# Pacesetter Exhaust?



## MikeTheDiabetic (Mar 16, 2010)

Hey everybody. i just bought a 2006 M6 on the weekend and i love the car. i am looking into cat backs for it and came across the pacesetter and would like to know what you think about it. Good cat back or waste of time and money?


----------



## jpalamar (Jul 22, 2008)

It is always cheaper to just buy mufflers. Unless you go FI or a big power NA, you won't benifit from a whole catback.

Pacesetter usually user cheaper materials to make them affordable. If you hit it with some good ceramic header paint I don't see why it wouldn't last. The headers seem decent when you buy or get them coated.


----------



## QUIKSLVR04GOAT (Nov 24, 2008)

It is a lot cheaper to buy some mufflers then have custom bent tubing. I saw a set of Pacesetter headers, they dont look too bad, ill probably end up getting those. I guess we will see how those turn out....


----------



## Huckleberry06 (Feb 19, 2010)

yea im on the market right now for headers as well. kooks would be the ideal choice for me, but im running low on cash so i hope i find a money tree soon.


----------



## TwiztedShifter (Mar 20, 2010)

Save your hard earned money for good parts... Dont buy the cheaper stuff and then be mad when it doesnt fit!! lol.. Better off waitin imo:shutme


----------



## biddog24 (Feb 21, 2010)

I`m looking at headers also. I have the catback system w/x pipe really like the sound . Want to put headers on, agree about the price, usully cost a little more for fit and finish. Looking at the JCB`s but is it the shortys or the long tube I want, and with long tubes where do the cats end up? Not done much homework here thought I would get a head start.


----------



## jpalamar (Jul 22, 2008)

TwiztedShifter said:


> Save your hard earned money for good parts... Dont buy the cheaper stuff and then be mad when it doesnt fit!! lol.. Better off waitin imo:shutme


Pacesetters don't have fitment issues. And spending the extra $500 for 6 extra HP in Kooks I personally think is crazy.


----------



## Poncho Dan (Jun 30, 2009)

Pacesetter products rust. Plain and simple.

I'm saving up for the Kooks signature series stepped headers. Yeah they're $1200, but they'll handle any future mod I may make, including adding cubes and/or FI, plus they claim to build the broadest torque band.

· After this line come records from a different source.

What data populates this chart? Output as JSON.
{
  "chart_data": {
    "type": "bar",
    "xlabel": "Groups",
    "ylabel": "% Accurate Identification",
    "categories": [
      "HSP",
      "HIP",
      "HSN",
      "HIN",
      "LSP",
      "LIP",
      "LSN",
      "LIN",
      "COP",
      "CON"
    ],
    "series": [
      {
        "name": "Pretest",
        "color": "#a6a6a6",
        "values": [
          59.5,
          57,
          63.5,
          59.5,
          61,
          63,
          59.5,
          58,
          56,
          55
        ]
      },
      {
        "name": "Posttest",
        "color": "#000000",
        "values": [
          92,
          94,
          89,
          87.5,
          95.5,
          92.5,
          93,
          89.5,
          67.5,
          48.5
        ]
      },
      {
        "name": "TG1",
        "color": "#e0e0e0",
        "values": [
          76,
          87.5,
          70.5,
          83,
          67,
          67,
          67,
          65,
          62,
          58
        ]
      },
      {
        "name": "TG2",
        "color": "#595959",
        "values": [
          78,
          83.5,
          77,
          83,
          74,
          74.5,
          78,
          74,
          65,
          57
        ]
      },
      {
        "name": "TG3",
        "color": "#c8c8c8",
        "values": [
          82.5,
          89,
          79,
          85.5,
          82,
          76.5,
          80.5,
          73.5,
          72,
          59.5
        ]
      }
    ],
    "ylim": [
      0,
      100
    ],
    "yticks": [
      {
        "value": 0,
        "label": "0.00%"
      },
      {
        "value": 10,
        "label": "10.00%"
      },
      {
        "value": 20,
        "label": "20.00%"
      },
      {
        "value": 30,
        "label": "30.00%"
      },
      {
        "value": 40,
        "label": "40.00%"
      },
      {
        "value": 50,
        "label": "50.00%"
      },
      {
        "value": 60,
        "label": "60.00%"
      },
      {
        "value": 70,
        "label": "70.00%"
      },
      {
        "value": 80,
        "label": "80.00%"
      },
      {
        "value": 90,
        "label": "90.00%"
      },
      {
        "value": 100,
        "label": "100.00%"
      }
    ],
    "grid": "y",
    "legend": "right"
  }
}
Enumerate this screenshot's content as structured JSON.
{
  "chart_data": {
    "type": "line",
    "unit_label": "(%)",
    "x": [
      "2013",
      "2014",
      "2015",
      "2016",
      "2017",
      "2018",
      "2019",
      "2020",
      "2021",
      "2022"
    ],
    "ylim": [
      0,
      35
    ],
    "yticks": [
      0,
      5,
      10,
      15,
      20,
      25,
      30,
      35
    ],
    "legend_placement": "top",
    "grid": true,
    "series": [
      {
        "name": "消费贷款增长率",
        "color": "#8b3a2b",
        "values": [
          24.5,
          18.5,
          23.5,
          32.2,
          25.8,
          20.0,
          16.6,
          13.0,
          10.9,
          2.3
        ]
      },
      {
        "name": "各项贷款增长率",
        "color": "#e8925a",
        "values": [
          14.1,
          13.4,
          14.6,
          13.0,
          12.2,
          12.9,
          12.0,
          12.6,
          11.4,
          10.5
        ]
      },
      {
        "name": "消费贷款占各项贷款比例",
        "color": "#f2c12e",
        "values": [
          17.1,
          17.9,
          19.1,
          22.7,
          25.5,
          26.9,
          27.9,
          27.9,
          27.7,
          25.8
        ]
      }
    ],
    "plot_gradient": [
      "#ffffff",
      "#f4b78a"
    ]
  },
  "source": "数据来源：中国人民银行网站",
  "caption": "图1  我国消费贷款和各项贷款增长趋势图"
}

As for a catback, I'm pretty sold on Bassani's product, and it's a great deal for being stainless.


----------



## QUIKSLVR04GOAT (Nov 24, 2008)

Poncho Dan said:


> Pacesetter products rust. Plain and simple.


Then why not put a coat of High Temp Clear Coat on it? That will stop them from rusting.


----------



## Poncho Dan (Jun 30, 2009)

:lol: No it won't. They rust from the inside out.


----------



## gtospeed (Aug 24, 2008)

Defiantly get the kooks man that car deserves the best!


----------



## NHLS1GOAT (Mar 27, 2010)

carbon steel will rust, you can coat it with jet hot or something like that. Stainless is the best way to go, and there are many other vendors out there that make longtube headers besides Kooks. SLP, ARH are just two that come to mind. Coating also help lower under hood temps and can help in the long run. I've had a custom exhaust set up on my car and it was ok with the exception that once in a while over bumps it would rub and make noise. Also if you decide to go the custom route be sure to get a few quotes first, also go to a shop that someone you know has been to. The quality of work from one shop to another can be a world of difference. A high quality cat back system properly installed won't do that. Good Luck


----------



## Poncho Dan (Jun 30, 2009)

gtospeed said:


> Defiantly get the kooks man that car deserves the best!


If you mean their headers, sure, but their new "Street Screamer" catback is way overpriced ($1200) for a system that's almost as loud as open headers.


----------